The company's study design really tells us all we need to know. They were just checking the boxes. They didn't care. And WSJ piled on with hysteria to distract the public from this basic fact. It's really despicable.
Bonus points. When Vinay Prasad was Loomered, one of the top Replimune executives reposted Loomer's post.
We know what this is really about. This isn't about patients. They're furious that it's no longer moneymaking as usual.
They lost.
The American people are winning.
Malory and Prasad are heroes for standing against Pharma’s mighty Wurlitzer machine.
"...how about biotech companies complain less about 'changing standards' at the FDA and instead produce more than just bare-minimum science that checks boxes but actually provides no answers about whether their drugs work?"
Yes. Not sure what can be learned from a study if patients are cherry-picked, previously received chemotherapy (pre-treatment) prior to the drug(s) in question (not to mention were well enough to tolerate chemotherapy, another filter perhaps), and there is no placebo control arm. I think open-label should also be considered a less-than-ideal design. Double-blinding helps when possible/ethical. At minimum, when rating "tumor response," the investigator should be blinded. But in this case, it wouldn't matter since there's no true control group.
To that end they mentioned, "the clinical trial will evaluate complete response (CR) rate and overall response rate (ORR) as its two primary efficacy endpoints as assessed by independent review." It’s still non-randomized and open-label.
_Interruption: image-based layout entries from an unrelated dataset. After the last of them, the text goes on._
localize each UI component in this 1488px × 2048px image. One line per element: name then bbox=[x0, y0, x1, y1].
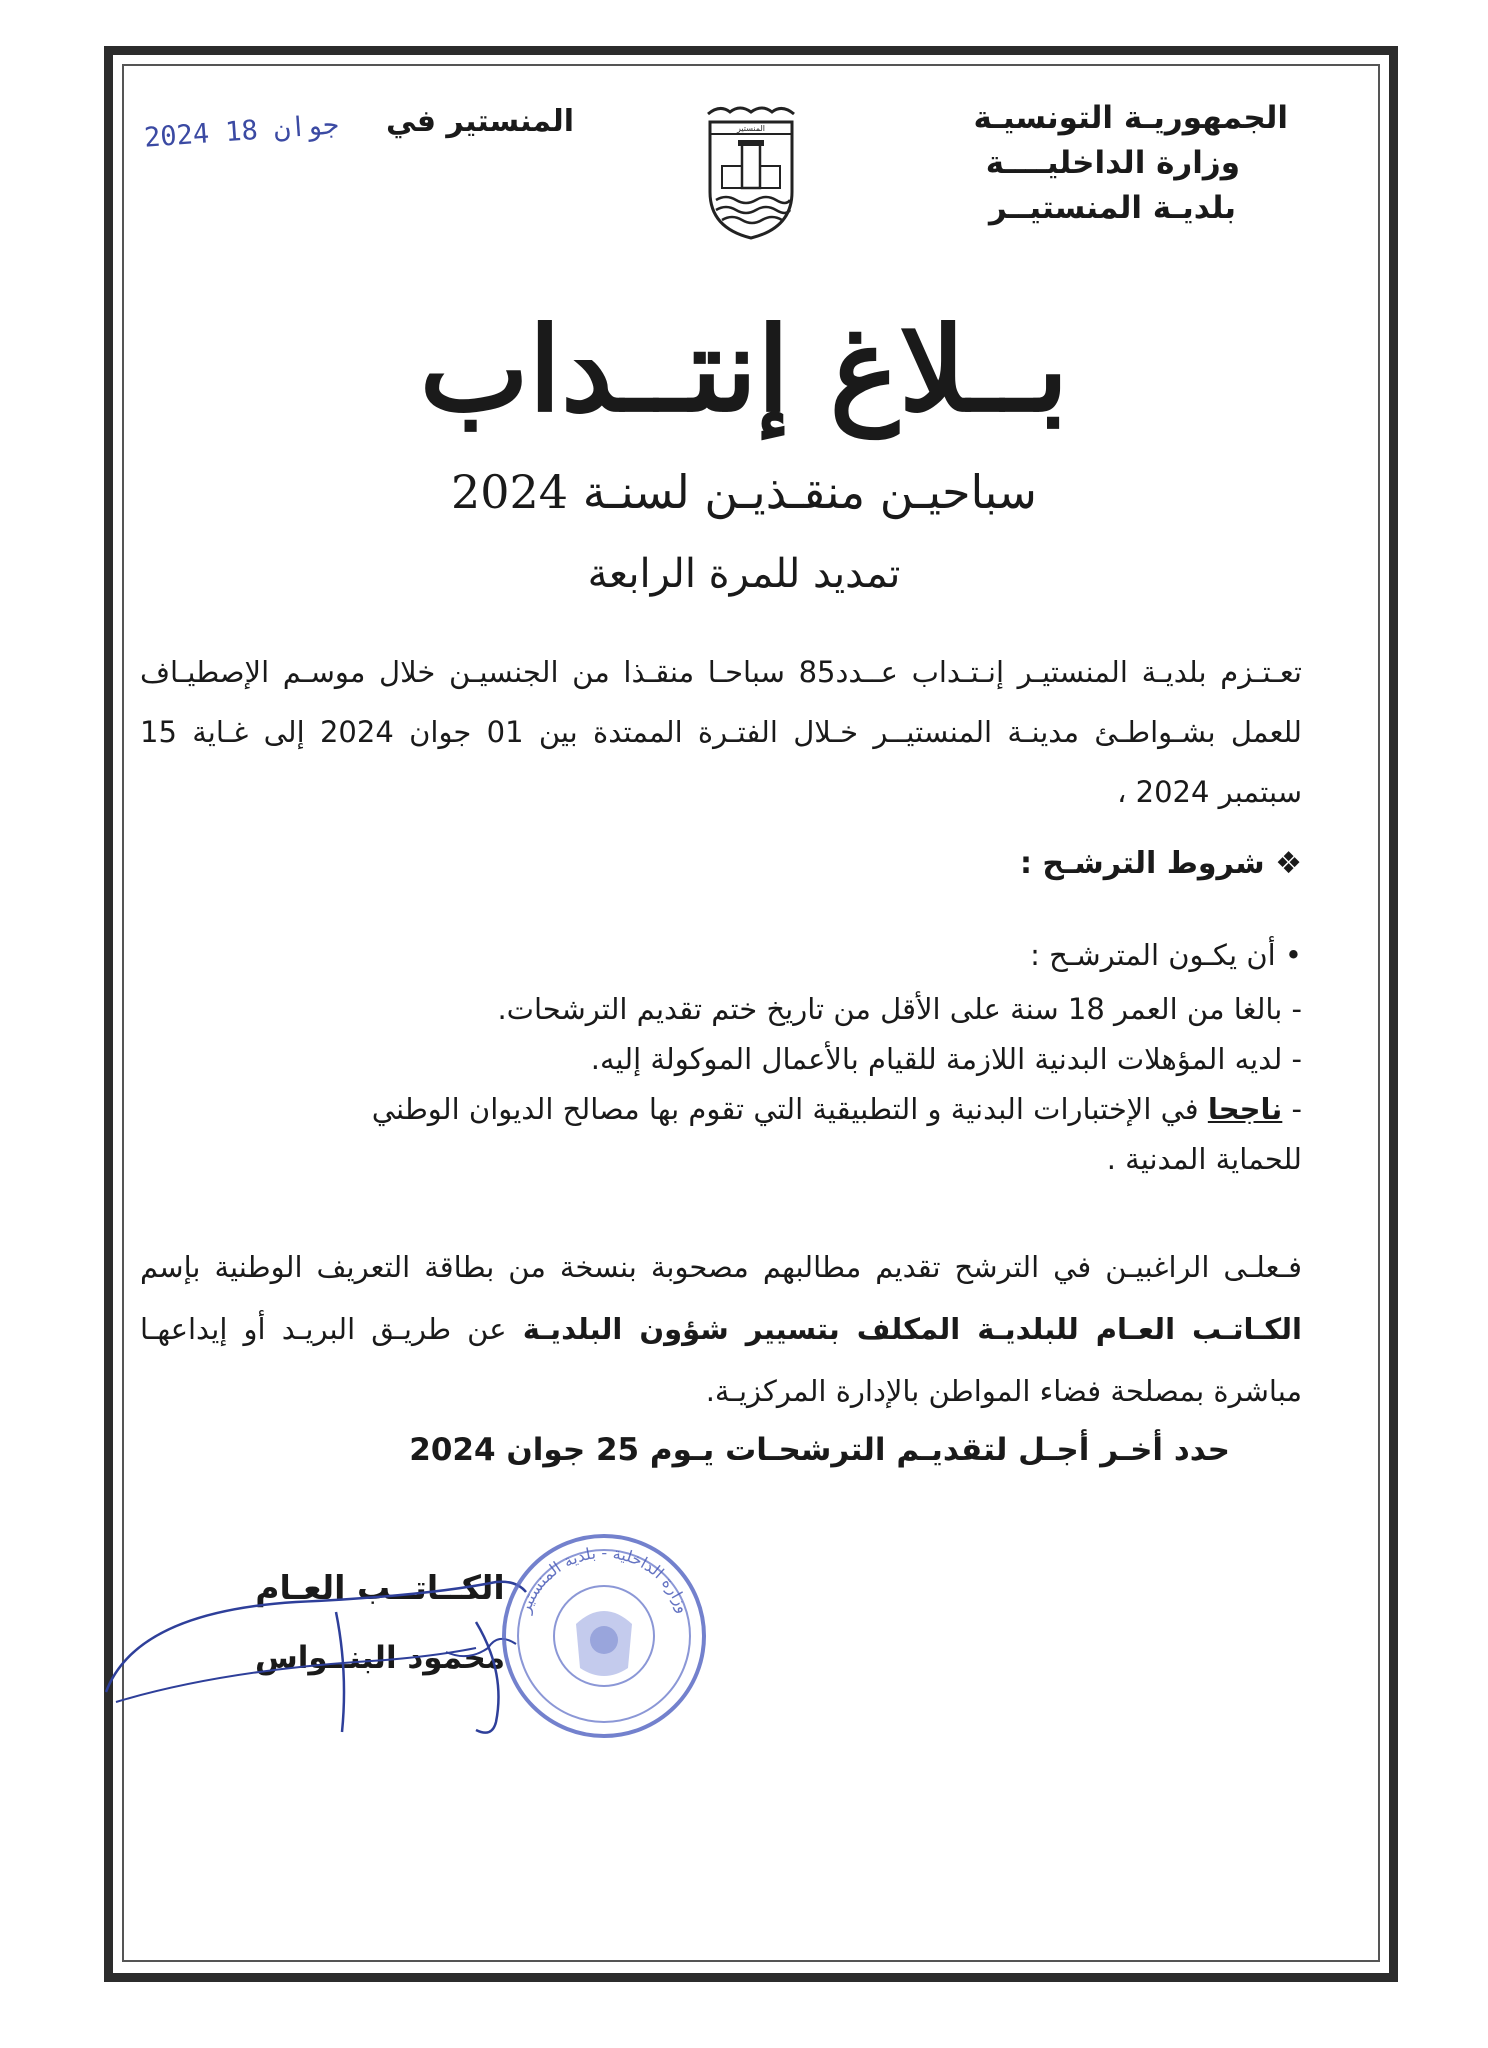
svg-text:وزارة الداخلية - بلدية المنستي bbox=[515, 1543, 694, 1617]
date-stamp: 2024 جوان 18 bbox=[143, 109, 340, 154]
condition-item: - لديه المؤهلات البدنية اللازمة للقيام بالأعمال الموكولة إليه. bbox=[590, 1042, 1302, 1076]
official-seal-icon bbox=[496, 1528, 712, 1744]
conditions-heading: ❖ شروط الترشـح : bbox=[1019, 846, 1302, 881]
crest-caption: المنستير bbox=[736, 124, 766, 133]
application-text-2: عن طريـق البريـد أو إيداعهـا مباشرة بمصلحة فضاء المواطن بالإدارة المركزيـة. bbox=[140, 1312, 1302, 1408]
signatory-title: الكــاتــب العـام bbox=[255, 1568, 505, 1607]
place-label: المنستير في bbox=[385, 104, 574, 139]
notice-subtitle: سباحيـن منقـذيـن لسنـة 2024 bbox=[451, 465, 1037, 519]
conditions-intro: • أن يكـون المترشـح : bbox=[1030, 938, 1302, 972]
ministry-name: وزارة الداخليــــة bbox=[985, 145, 1240, 181]
deadline-line: حدد أخـر أجـل لتقديـم الترشحـات يـوم 25 جوان 2024 bbox=[409, 1432, 1230, 1468]
municipal-crest-icon bbox=[700, 100, 802, 242]
seal-text: وزارة الداخلية - بلدية المنستير bbox=[514, 1542, 694, 1616]
application-addressee: الكـاتـب العـام للبلديـة المكلف بتسيير شؤون البلديـة bbox=[522, 1312, 1302, 1346]
application-paragraph bbox=[140, 1236, 1302, 1422]
country-name: الجمهوريـة التونسيـة bbox=[973, 100, 1288, 136]
condition-rest: في الإختبارات البدنية و التطبيقية التي تقوم بها مصالح الديوان الوطني للحماية المدنية . bbox=[371, 1092, 1302, 1176]
date-line bbox=[144, 104, 574, 156]
conditions-list bbox=[302, 984, 1302, 1184]
condition-item bbox=[302, 1084, 1302, 1184]
notice-title: بــلاغ إنتــداب bbox=[419, 302, 1069, 438]
extension-note: تمديد للمرة الرابعة bbox=[587, 551, 901, 597]
signatory-name: محمود البنــواس bbox=[254, 1640, 506, 1676]
intro-paragraph: تعـتـزم بلديـة المنستيـر إنـتـداب عــدد85 سباحـا منقـذا من الجنسيـن خلال موسـم الإصطيـاف للعمل بشـواطـئ مدينـة المنستيــر خـلال الفتـرة الممتدة بين 01 جوان 2024 إلى غـاية 15 سبتمبر 2024 ، bbox=[140, 655, 1302, 809]
application-text-1: فـعلـى الراغبيـن في الترشح تقديم مطالبهم مصحوبة بنسخة من بطاقة التعريف الوطنية بإسم bbox=[140, 1250, 1302, 1284]
municipality-name: بلديـة المنستيــر bbox=[988, 190, 1236, 226]
letterhead bbox=[868, 96, 1288, 231]
condition-emphasis: ناجحا bbox=[1207, 1092, 1283, 1126]
condition-item: - بالغا من العمر 18 سنة على الأقل من تاريخ ختم تقديم الترشحات. bbox=[497, 992, 1302, 1026]
condition-prefix: - bbox=[1282, 1092, 1302, 1126]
The only "independent" variable is that the reviewer didn't physically administer the treatment.
They seem to argue that it costs more up front to do the proper study and takes too long, and then get upset when their drug is not (acceleratedly) approved with weak evidence. What did they expect? It would likely lead to a stronger likelihood of approval if FDA was presented with data from a well-designed study: control vs. treatment arms, properly powered, showing statistical significance of clinically meaningful endpoints, (overall survival primarily, tumor response(s) secondarily, although I saw CERPASS has a primary endpoint based on response rates) and significant follow ups that show duration of response.
I wouldn't care if my tumor "shrank" on the scan if I still felt like shit and had recurrence in the following years. And there would be significant financial toxicity after paying for these six-figure treatments. Even if CMS covered the majority (only after approval), it could still cost tens of thousands.
It's ridiculous and the wrong way to convince any good scientist, especially a sound regulatory body. I am very confused about why they are attacking the FDA, what benefit is there other than clicks and praise (and financial incentives?) from pharma? Otherwise, we are just hoping it works based on weaker evidence.
Should our FDA be attempted to be coerced (I'm not sure how else to see these hits pieces) and subjected to deeply hurtful accusations by WSJ and others every time they don't immediately rubber stamp a product with weak evidence? Should we all just take drugs that cost a lot and may not help reduce or stop disease and so be left with the negative side-effects any drug undoubtable has? Should GDP on health care spending in the US just keep increasing but our life expectancy/quality not be improved? Should we keep bowing to pharma and making their CEOs/stockholders beyond rich while people with serious illnesses are given false hope?